Its benefits went to organized workers across the political spectrum. still March actions Calling for new restrictions, President Donald Trump said, “Tax dollars are being mistakenly directed to activist organizations that not only do not serve the public interest, but actually harm our national security and American values, sometimes by criminal means.”
Critics’ central concern is that the department has wide discretion to decide whether an organization’s activities should be considered to have a “substantial illegal purpose.”
Employers in state and local governments and nonprofit organizations could be kicked out of the program if a state or federal court rules against them or if they agree to a legal settlement that involves an admission of guilt. For example, it appears that providing gender-affirming care could be grounds for expulsion in the 27 states that have outlawed gender-affirming care.
The Education Secretary can independently decide that an organization should be banned, even without legal evidence. The Commissioner will consider whether a “preponderance of the evidence” favors the employer.
In finalizing the rule, the department dismissed many concerns that the standard of evidence was too low.
“This ensures that decisions are based on facts, not speculation, and allows the Treasury Department to act quickly to protect both borrowers and taxpayers,” federal officials wrote.
Critics see room for ideologically-based decisions
Those opposed to the proposal included prominent groups in higher education, health care, and the legal community.

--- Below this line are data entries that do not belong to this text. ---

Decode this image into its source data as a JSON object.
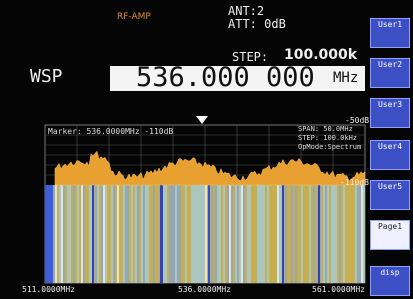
{
  "header": {
    "rf_amp": "RF-AMP",
    "ant": "ANT:2",
    "att": "ATT: 0dB",
    "step_label": "STEP:",
    "step_value": "100.000k",
    "mode": "WSP",
    "frequency": "536.000 000",
    "frequency_unit": "MHz"
  },
  "scope": {
    "ref_level": "-50dB",
    "marker": "Marker: 536.0000MHz -110dB",
    "span": "SPAN: 50.0MHz",
    "step": "STEP: 100.0kHz",
    "opmode": "OpMode:Spectrum",
    "floor_level": "-110dB",
    "x_labels": [
      "511.0000MHz",
      "536.0000MHz",
      "561.0000MHz"
    ]
  },
  "buttons": [
    "User1",
    "User2",
    "User3",
    "User4",
    "User5",
    "Page1",
    "disp"
  ]
}
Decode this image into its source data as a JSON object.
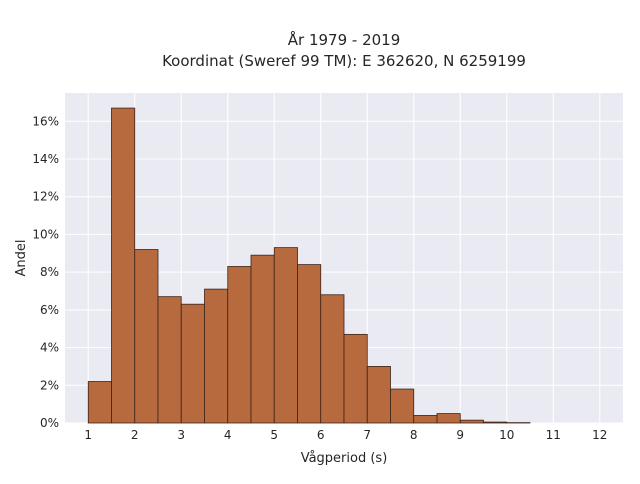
{
  "chart_data": {
    "type": "bar",
    "title_lines": [
      "År 1979 - 2019",
      "Koordinat (Sweref 99 TM): E 362620, N 6259199"
    ],
    "xlabel": "Vågperiod (s)",
    "ylabel": "Andel",
    "xlim": [
      0.5,
      12.5
    ],
    "ylim": [
      0,
      17.5
    ],
    "x_ticks": [
      1,
      2,
      3,
      4,
      5,
      6,
      7,
      8,
      9,
      10,
      11,
      12
    ],
    "x_tick_labels": [
      "1",
      "2",
      "3",
      "4",
      "5",
      "6",
      "7",
      "8",
      "9",
      "10",
      "11",
      "12"
    ],
    "y_ticks": [
      0,
      2,
      4,
      6,
      8,
      10,
      12,
      14,
      16
    ],
    "y_tick_labels": [
      "0%",
      "2%",
      "4%",
      "6%",
      "8%",
      "10%",
      "12%",
      "14%",
      "16%"
    ],
    "bin_width": 0.5,
    "bin_starts": [
      1.0,
      1.5,
      2.0,
      2.5,
      3.0,
      3.5,
      4.0,
      4.5,
      5.0,
      5.5,
      6.0,
      6.5,
      7.0,
      7.5,
      8.0,
      8.5,
      9.0,
      9.5,
      10.0
    ],
    "values": [
      2.2,
      16.7,
      9.2,
      6.7,
      6.3,
      7.1,
      8.3,
      8.9,
      9.3,
      8.4,
      6.8,
      4.7,
      3.0,
      1.8,
      0.4,
      0.5,
      0.15,
      0.05,
      0.02
    ],
    "grid": true,
    "colors": {
      "bar_fill": "#b86a3f",
      "bar_edge": "#3b2418",
      "plot_background": "#eaeaf2",
      "grid": "#ffffff"
    }
  }
}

In public comments submitted to the department, many said this was an illegal overreach and would undermine incentives that have helped solve labor shortages in high-demand fields.
The American Bar Association said the status of public defenders and public interest law attorneys could be lowered. The association said thousands of people will lose the opportunity to be represented “simply because the work of these lawyers has been deemed politically unfavorable by the Commissioner.”
The National Council of Nonprofits said the policy would allow future governments of any party to change eligibility rules “based on their own priorities and ideology.”
Rep. Tim Walberg (R-Mich.), chairman of the House Education and Labor Committee, said the overhaul would prevent taxpayers from funding loan relief for employees of “extremist organizations that violate state or federal law.” “Aiding and abetting illegal immigration, supporting terrorism, and promoting child abuse through gender transition are not ‘public services,'” Walberg said in a statement.
According to the new rules, employers can only be sanctioned for activities carried out after July 1, 2026. Employers will be notified and given an opportunity to consider the evidence and respond to the department’s findings. Those excluded from the program can reapply for eligibility after 10 years or rejoin sooner by following a “corrective action plan” approved by the Secretary.
Ministry documents indicate that depending on the circumstances, a single violation of the law may not be enough to fire an employer. The agency said not all organizations that violate the law have a “substantive illegal purpose” and that it ultimately comes down to the director’s analysis of the evidence.